The key subject areas of interest are:
Design Methods and Tools: CAD/EDA tools, hardware description languages, high-level and architectural synthesis, hardware/software co-design, platform-based design, 3D stacking and circuit design, system on-chip architectures and IP cores, embedded systems, logic synthesis, low-power design and power optimisation.
Simulation, Test and Validation: electrical and timing simulation, simulation based verification, hardware/software co-simulation and validation, mixed-domain technology modelling and simulation, post-silicon validation, power analysis and estimation, interconnect modelling and signal integrity analysis, hardware trust and security, design-for-testability, embedded core testing, system-on-chip testing, on-line testing, automatic test generation and delay testing, low-power testing, reliability, fault modelling and fault tolerance.

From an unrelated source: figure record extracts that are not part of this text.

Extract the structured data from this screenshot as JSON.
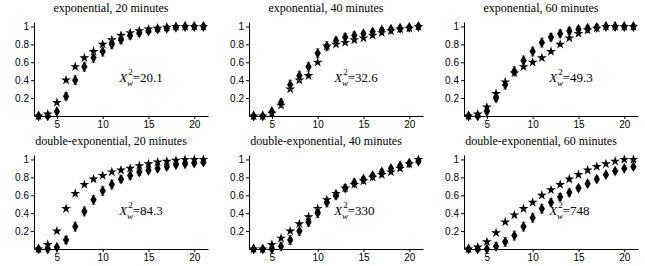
{
  "chart_data": [
    {
      "type": "scatter",
      "title": "exponential, 20 minutes",
      "x": [
        3,
        4,
        5,
        6,
        7,
        8,
        9,
        10,
        11,
        12,
        13,
        14,
        15,
        16,
        17,
        18,
        19,
        20,
        21
      ],
      "xlim": [
        2.5,
        21.5
      ],
      "ylim": [
        0,
        1.05
      ],
      "xticks": [
        5,
        10,
        15,
        20
      ],
      "yticks": [
        0.2,
        0.4,
        0.6,
        0.8,
        1
      ],
      "series": [
        {
          "marker": "star",
          "color": "#000000",
          "values": [
            0,
            0.02,
            0.15,
            0.4,
            0.55,
            0.65,
            0.72,
            0.8,
            0.85,
            0.9,
            0.93,
            0.95,
            0.97,
            0.98,
            0.99,
            1,
            1,
            1,
            1
          ]
        },
        {
          "marker": "diamond",
          "color": "#000000",
          "values": [
            0,
            0,
            0.05,
            0.22,
            0.4,
            0.55,
            0.65,
            0.72,
            0.8,
            0.85,
            0.9,
            0.93,
            0.95,
            0.97,
            0.98,
            0.99,
            1,
            1,
            1
          ],
          "errors": [
            0,
            0,
            0.02,
            0.04,
            0.05,
            0.05,
            0.05,
            0.05,
            0.05,
            0.04,
            0.04,
            0.04,
            0.03,
            0.03,
            0.03,
            0.02,
            0.02,
            0.02,
            0.02
          ]
        }
      ],
      "annotation": {
        "base": "X",
        "sub": "w",
        "sup": "2",
        "text": "=20.1"
      }
    },
    {
      "type": "scatter",
      "title": "exponential, 40 minutes",
      "x": [
        3,
        4,
        5,
        6,
        7,
        8,
        9,
        10,
        11,
        12,
        13,
        14,
        15,
        16,
        17,
        18,
        19,
        20,
        21
      ],
      "xlim": [
        2.5,
        21.5
      ],
      "ylim": [
        0,
        1.05
      ],
      "xticks": [
        5,
        10,
        15,
        20
      ],
      "yticks": [
        0.2,
        0.4,
        0.6,
        0.8,
        1
      ],
      "series": [
        {
          "marker": "star",
          "color": "#000000",
          "values": [
            0,
            0,
            0.03,
            0.12,
            0.3,
            0.4,
            0.45,
            0.6,
            0.78,
            0.8,
            0.82,
            0.85,
            0.87,
            0.9,
            0.93,
            0.95,
            0.97,
            0.98,
            1
          ]
        },
        {
          "marker": "diamond",
          "color": "#000000",
          "values": [
            0,
            0,
            0.05,
            0.15,
            0.35,
            0.45,
            0.55,
            0.7,
            0.78,
            0.84,
            0.88,
            0.9,
            0.92,
            0.94,
            0.96,
            0.97,
            0.98,
            0.99,
            1
          ],
          "errors": [
            0,
            0,
            0.02,
            0.04,
            0.05,
            0.05,
            0.05,
            0.05,
            0.05,
            0.04,
            0.04,
            0.04,
            0.03,
            0.03,
            0.03,
            0.02,
            0.02,
            0.02,
            0.02
          ]
        }
      ],
      "annotation": {
        "base": "X",
        "sub": "w",
        "sup": "2",
        "text": "=32.6"
      }
    },
    {
      "type": "scatter",
      "title": "exponential, 60 minutes",
      "x": [
        3,
        4,
        5,
        6,
        7,
        8,
        9,
        10,
        11,
        12,
        13,
        14,
        15,
        16,
        17,
        18,
        19,
        20,
        21
      ],
      "xlim": [
        2.5,
        21.5
      ],
      "ylim": [
        0,
        1.05
      ],
      "xticks": [
        5,
        10,
        15,
        20
      ],
      "yticks": [
        0.2,
        0.4,
        0.6,
        0.8,
        1
      ],
      "series": [
        {
          "marker": "star",
          "color": "#000000",
          "values": [
            0,
            0.02,
            0.1,
            0.25,
            0.38,
            0.48,
            0.55,
            0.6,
            0.65,
            0.72,
            0.8,
            0.87,
            0.92,
            0.96,
            0.98,
            1,
            1,
            1,
            1
          ]
        },
        {
          "marker": "diamond",
          "color": "#000000",
          "values": [
            0,
            0,
            0.05,
            0.2,
            0.35,
            0.5,
            0.62,
            0.72,
            0.82,
            0.88,
            0.92,
            0.95,
            0.97,
            0.98,
            0.99,
            1,
            1,
            1,
            1
          ],
          "errors": [
            0,
            0,
            0.02,
            0.04,
            0.05,
            0.05,
            0.05,
            0.05,
            0.05,
            0.04,
            0.04,
            0.04,
            0.03,
            0.03,
            0.03,
            0.02,
            0.02,
            0.02,
            0.02
          ]
        }
      ],
      "annotation": {
        "base": "X",
        "sub": "w",
        "sup": "2",
        "text": "=49.3"
      }
    },
    {
      "type": "scatter",
      "title": "double-exponential, 20 minutes",
      "x": [
        3,
        4,
        5,
        6,
        7,
        8,
        9,
        10,
        11,
        12,
        13,
        14,
        15,
        16,
        17,
        18,
        19,
        20,
        21
      ],
      "xlim": [
        2.5,
        21.5
      ],
      "ylim": [
        0,
        1.05
      ],
      "xticks": [
        5,
        10,
        15,
        20
      ],
      "yticks": [
        0.2,
        0.4,
        0.6,
        0.8,
        1
      ],
      "series": [
        {
          "marker": "star",
          "color": "#000000",
          "values": [
            0,
            0.05,
            0.2,
            0.45,
            0.62,
            0.72,
            0.78,
            0.82,
            0.86,
            0.88,
            0.9,
            0.93,
            0.95,
            0.97,
            0.98,
            0.99,
            1,
            1,
            1
          ]
        },
        {
          "marker": "diamond",
          "color": "#000000",
          "values": [
            0,
            0,
            0.02,
            0.1,
            0.25,
            0.42,
            0.55,
            0.65,
            0.72,
            0.78,
            0.82,
            0.86,
            0.88,
            0.9,
            0.92,
            0.94,
            0.95,
            0.96,
            0.97
          ],
          "errors": [
            0,
            0,
            0.02,
            0.04,
            0.05,
            0.05,
            0.05,
            0.05,
            0.05,
            0.04,
            0.04,
            0.04,
            0.03,
            0.03,
            0.03,
            0.02,
            0.02,
            0.02,
            0.02
          ]
        }
      ],
      "annotation": {
        "base": "X",
        "sub": "w",
        "sup": "2",
        "text": "=84.3"
      }
    },
    {
      "type": "scatter",
      "title": "double-exponential, 40 minutes",
      "x": [
        3,
        4,
        5,
        6,
        7,
        8,
        9,
        10,
        11,
        12,
        13,
        14,
        15,
        16,
        17,
        18,
        19,
        20,
        21
      ],
      "xlim": [
        2.5,
        21.5
      ],
      "ylim": [
        0,
        1.05
      ],
      "xticks": [
        5,
        10,
        15,
        20
      ],
      "yticks": [
        0.2,
        0.4,
        0.6,
        0.8,
        1
      ],
      "series": [
        {
          "marker": "star",
          "color": "#000000",
          "values": [
            0,
            0,
            0.05,
            0.12,
            0.2,
            0.28,
            0.36,
            0.45,
            0.55,
            0.62,
            0.68,
            0.72,
            0.76,
            0.8,
            0.83,
            0.86,
            0.9,
            0.95,
            1
          ]
        },
        {
          "marker": "diamond",
          "color": "#000000",
          "values": [
            0,
            0,
            0,
            0.03,
            0.1,
            0.2,
            0.3,
            0.4,
            0.52,
            0.6,
            0.68,
            0.74,
            0.78,
            0.82,
            0.86,
            0.9,
            0.93,
            0.96,
            0.98
          ],
          "errors": [
            0,
            0,
            0.02,
            0.04,
            0.05,
            0.05,
            0.05,
            0.05,
            0.05,
            0.04,
            0.04,
            0.04,
            0.03,
            0.03,
            0.03,
            0.02,
            0.02,
            0.02,
            0.02
          ]
        }
      ],
      "annotation": {
        "base": "X",
        "sub": "w",
        "sup": "2",
        "text": "=330"
      }
    },
    {
      "type": "scatter",
      "title": "double-exponential, 60 minutes",
      "x": [
        3,
        4,
        5,
        6,
        7,
        8,
        9,
        10,
        11,
        12,
        13,
        14,
        15,
        16,
        17,
        18,
        19,
        20,
        21
      ],
      "xlim": [
        2.5,
        21.5
      ],
      "ylim": [
        0,
        1.05
      ],
      "xticks": [
        5,
        10,
        15,
        20
      ],
      "yticks": [
        0.2,
        0.4,
        0.6,
        0.8,
        1
      ],
      "series": [
        {
          "marker": "star",
          "color": "#000000",
          "values": [
            0,
            0.02,
            0.08,
            0.18,
            0.3,
            0.38,
            0.45,
            0.52,
            0.6,
            0.66,
            0.72,
            0.78,
            0.83,
            0.88,
            0.92,
            0.95,
            0.98,
            1,
            1
          ]
        },
        {
          "marker": "diamond",
          "color": "#000000",
          "values": [
            0,
            0,
            0,
            0.03,
            0.08,
            0.15,
            0.25,
            0.35,
            0.45,
            0.52,
            0.58,
            0.63,
            0.68,
            0.73,
            0.78,
            0.83,
            0.87,
            0.9,
            0.92
          ],
          "errors": [
            0,
            0,
            0.02,
            0.04,
            0.05,
            0.05,
            0.05,
            0.05,
            0.05,
            0.04,
            0.04,
            0.04,
            0.03,
            0.03,
            0.03,
            0.02,
            0.02,
            0.02,
            0.02
          ]
        }
      ],
      "annotation": {
        "base": "X",
        "sub": "w",
        "sup": "2",
        "text": "=748"
      }
    }
  ]
}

Processor and System Architectures: many-core systems, general-purpose and application specific processors, computational arithmetic for DSP applications, arithmetic and logic units, cache memories, memory management, co-processors and accelerators, systems and networks on chip, embedded cores, platforms, multiprocessors, distributed systems, communication protocols and low-power issues.
Configurable Computing: embedded cores, FPGAs, rapid prototyping, adaptive computing, evolvable and statically and dynamically reconfigurable and reprogrammable systems, reconfigurable hardware.
Design for variability, power and aging: design methods for variability, power and aging aware design, memories, FPGAs, IP components, 3D stacking, energy harvesting.
Case Studies: emerging applications, applications in industrial designs, and design frameworks.